Andrew Bell, chief executive of Ray White Surfers Paradise, said the phenomenon happens toward the back end of every cycle and is a sign that price growth is moderating.
“It’s not unusual,” he said.
“All of last year we were getting significantly higher prices than sellers expected. But we’re now getting people who have got a place that is worth $1 million and they want $1.2 million or $1.3 million.
“Their ambitions on price have grown because of everything they’ve read about the real estate market. The publicity is enticing people into the market who would only sell if they got a remarkable price.
“And a lot of those people are finding that the market won’t pay their price.
“That’s usually a development that happens as you get towards that stage in the market where all of the want-to-sells and have-to-sells have sold, and you start to see more of those who want an incredible price.
“And it’s just starting to surface now. So the message to those people is that ‘the market won’t pay whatever you want, it’s paying exceptionally good prices, you just have to come to terms with that price’.
“It indicates price growth is perhaps moderating.”
Certainly, that’s Mr Bell’s prediction after a year when median house prices on the Gold Coast rose 35 per cent and are tipped to exceed $1 million by the end of March.

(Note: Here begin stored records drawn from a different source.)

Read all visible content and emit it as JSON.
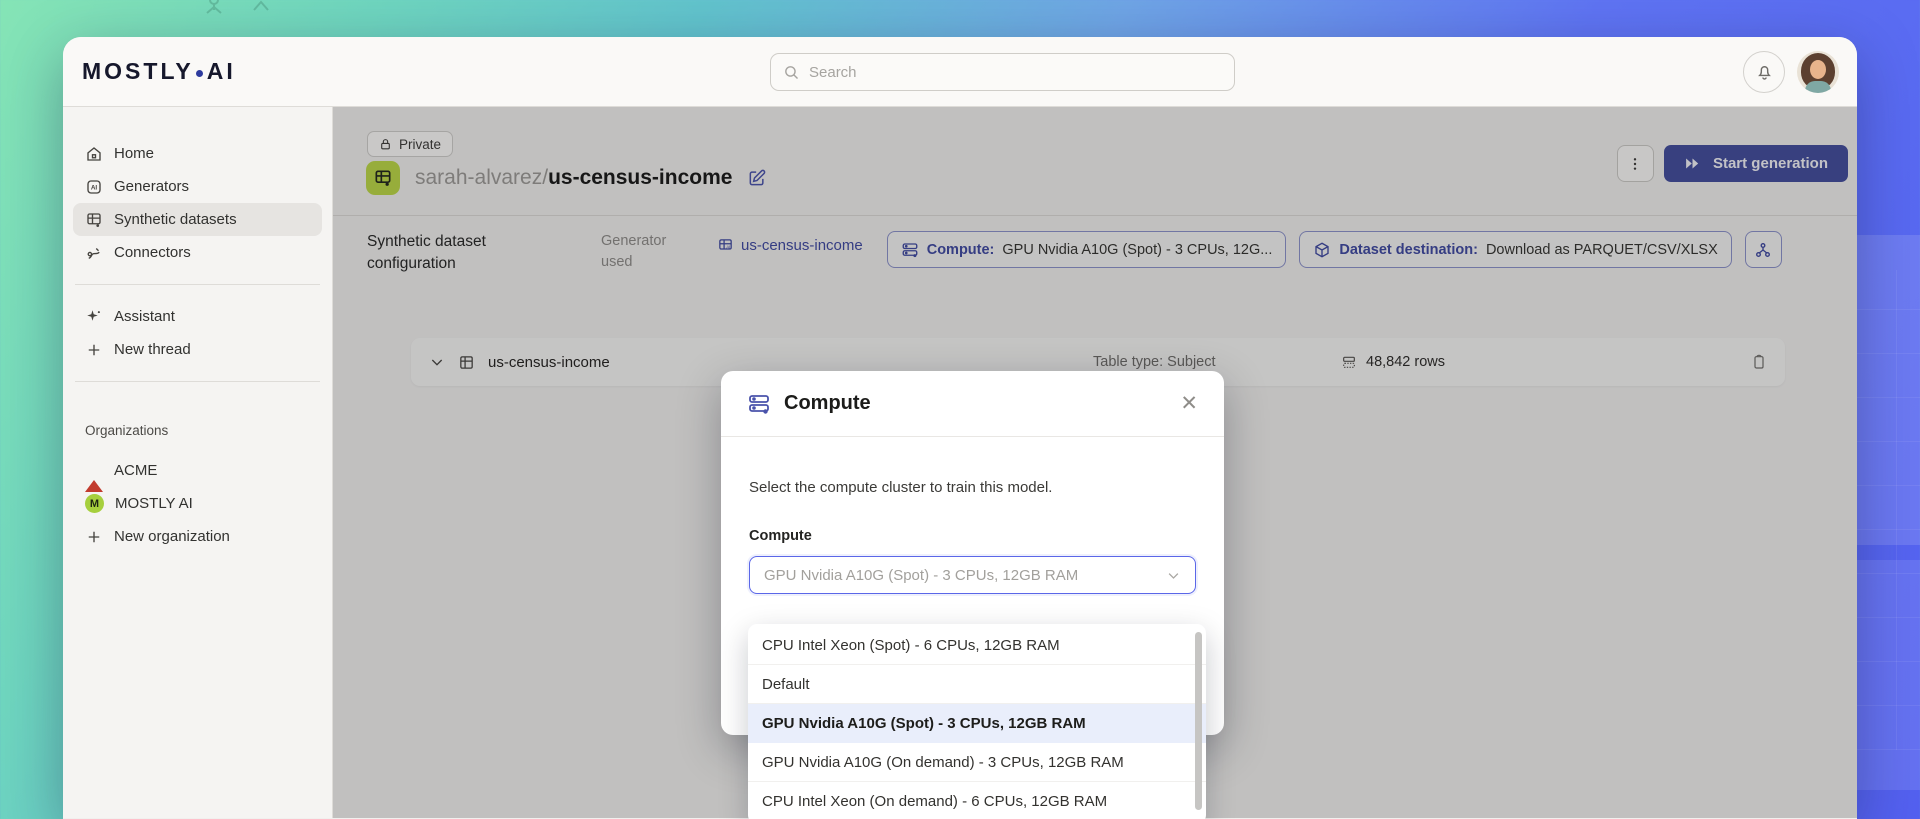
{
  "topbar": {
    "logo_left": "MOSTLY",
    "logo_right": "AI",
    "search_placeholder": "Search"
  },
  "sidebar": {
    "items": [
      {
        "label": "Home",
        "icon": "home-icon"
      },
      {
        "label": "Generators",
        "icon": "generators-icon"
      },
      {
        "label": "Synthetic datasets",
        "icon": "synthetic-datasets-icon",
        "active": true
      },
      {
        "label": "Connectors",
        "icon": "connectors-icon"
      }
    ],
    "assistant": {
      "label": "Assistant"
    },
    "new_thread": {
      "label": "New thread"
    },
    "organizations_label": "Organizations",
    "organizations": [
      {
        "label": "ACME",
        "badge": "acme-logo"
      },
      {
        "label": "MOSTLY AI",
        "badge": "M"
      }
    ],
    "new_organization": "New organization"
  },
  "page": {
    "privacy_badge": "Private",
    "title_owner": "sarah-alvarez/",
    "title_name": "us-census-income",
    "start_button": "Start generation",
    "config_heading": "Synthetic dataset configuration",
    "generator_used_label": "Generator used",
    "generator_link": "us-census-income",
    "compute_chip_label": "Compute:",
    "compute_chip_value": "GPU Nvidia A10G (Spot) - 3 CPUs, 12G...",
    "destination_chip_label": "Dataset destination:",
    "destination_chip_value": "Download as PARQUET/CSV/XLSX"
  },
  "table_row": {
    "name": "us-census-income",
    "type": "Table type: Subject",
    "rows": "48,842 rows"
  },
  "modal": {
    "title": "Compute",
    "close": "✕",
    "description": "Select the compute cluster to train this model.",
    "field_label": "Compute",
    "select_value": "GPU Nvidia A10G (Spot) - 3 CPUs, 12GB RAM",
    "options": [
      "CPU Intel Xeon (Spot) - 6 CPUs, 12GB RAM",
      "Default",
      "GPU Nvidia A10G (Spot) - 3 CPUs, 12GB RAM",
      "GPU Nvidia A10G (On demand) - 3 CPUs, 12GB RAM",
      "CPU Intel Xeon (On demand) - 6 CPUs, 12GB RAM"
    ],
    "selected_option_index": 2
  },
  "colors": {
    "accent_indigo": "#424c9c",
    "focus_blue": "#5b67e8",
    "brand_lime": "#bcd845",
    "option_highlight": "#e9eefb",
    "bg_green": "#85e4b6",
    "bg_blue": "#5360f0"
  }
}
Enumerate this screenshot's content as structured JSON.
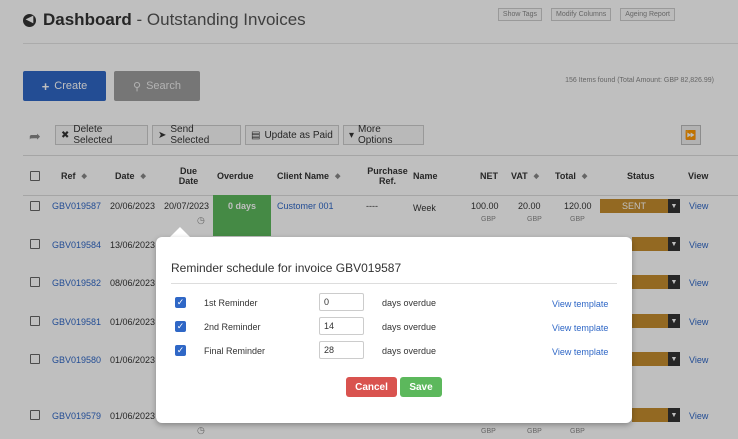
{
  "header": {
    "title": "Dashboard",
    "separator": " - ",
    "subtitle": "Outstanding Invoices",
    "links": [
      "Show Tags",
      "Modify Columns",
      "Ageing Report"
    ]
  },
  "actions": {
    "create_label": "Create",
    "search_label": "Search",
    "items_found": "156 Items found (Total Amount: GBP 82,826.99)"
  },
  "toolbar": {
    "delete_selected": "Delete Selected",
    "send_selected": "Send Selected",
    "update_as_paid": "Update as Paid",
    "more_options": "More Options"
  },
  "table": {
    "columns": {
      "ref": "Ref",
      "date": "Date",
      "due_date_line1": "Due",
      "due_date_line2": "Date",
      "overdue": "Overdue",
      "client_name": "Client Name",
      "purchase_ref_line1": "Purchase",
      "purchase_ref_line2": "Ref.",
      "name": "Name",
      "net": "NET",
      "vat": "VAT",
      "total": "Total",
      "status": "Status",
      "view": "View"
    },
    "rows": [
      {
        "ref": "GBV019587",
        "date": "20/06/2023",
        "due_date": "20/07/2023",
        "overdue": "0 days",
        "client": "Customer 001",
        "purchase_ref": "----",
        "name": "Week",
        "net": "100.00",
        "vat": "20.00",
        "total": "120.00",
        "currency": "GBP",
        "status": "SENT",
        "view": "View"
      },
      {
        "ref": "GBV019584",
        "date": "13/06/2023",
        "view": "View"
      },
      {
        "ref": "GBV019582",
        "date": "08/06/2023",
        "view": "View"
      },
      {
        "ref": "GBV019581",
        "date": "01/06/2023",
        "view": "View"
      },
      {
        "ref": "GBV019580",
        "date": "01/06/2023",
        "view": "View"
      },
      {
        "ref": "GBV019579",
        "date": "01/06/2023",
        "view": "View"
      }
    ],
    "partial_gbp": "GBP"
  },
  "modal": {
    "title": "Reminder schedule for invoice GBV019587",
    "reminders": [
      {
        "label": "1st Reminder",
        "value": "0",
        "suffix": "days overdue",
        "link": "View template"
      },
      {
        "label": "2nd Reminder",
        "value": "14",
        "suffix": "days overdue",
        "link": "View template"
      },
      {
        "label": "Final Reminder",
        "value": "28",
        "suffix": "days overdue",
        "link": "View template"
      }
    ],
    "cancel_label": "Cancel",
    "save_label": "Save"
  },
  "colors": {
    "primary": "#2f67c6",
    "status_sent": "#c58c2e",
    "success": "#5cb85c",
    "danger": "#d9534f"
  },
  "icons": [
    "back-arrow-icon",
    "plus-icon",
    "search-icon",
    "share-icon",
    "close-icon",
    "send-icon",
    "card-icon",
    "caret-down-icon",
    "fast-forward-icon",
    "sort-icon",
    "clock-icon",
    "check-icon"
  ]
}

“I don’t expect the same price growth, that’s for sure,” Mr Bell said. “You can’t keep getting 30 to 40 per cent growth year in and year out ad infinitum.
“You get two years of strong price growth, you go through the history books and that’s usually as good as you get, then you get the ease off factor.”
He expects the looming federal election in May and forecast interest rate rises later this year will inhibit further growth.
AMP has brought forward its timing on interest rate rises, forecasting the Reserve Bank will lift the cash rate by 0.4 per cent to 0.5 per cent by September due to strong jobs growth.
“Market expectations for four or five RBA hikes this year are too hawkish though,” said Shane Oliver, head of investment strategy and chief economist at AMP.
Mr Bell said there were 637 registered bidders on Sunday, 54 per cent of them Gold Coast locals and 46 per cent from interstate fighting it out for a mix of residential and commercial properties.
The auction has so far grossed more than $68 million – some deals are yet to close– and featured strong bidding on many properties with a majority sold for more than reserve, he said.
The cheapest buy was a Surfers Paradise apartment at $336,000. The most expensive was an equine complex in the Gold Coast hinterland which sold for $5.95 million.
The Event culminates on Friday night when more than 20 luxury residential properties are taken to auction. Mr Bell is confident takings from the combined auctions will exceed last year’s total of $133 million when 109 properties were sold.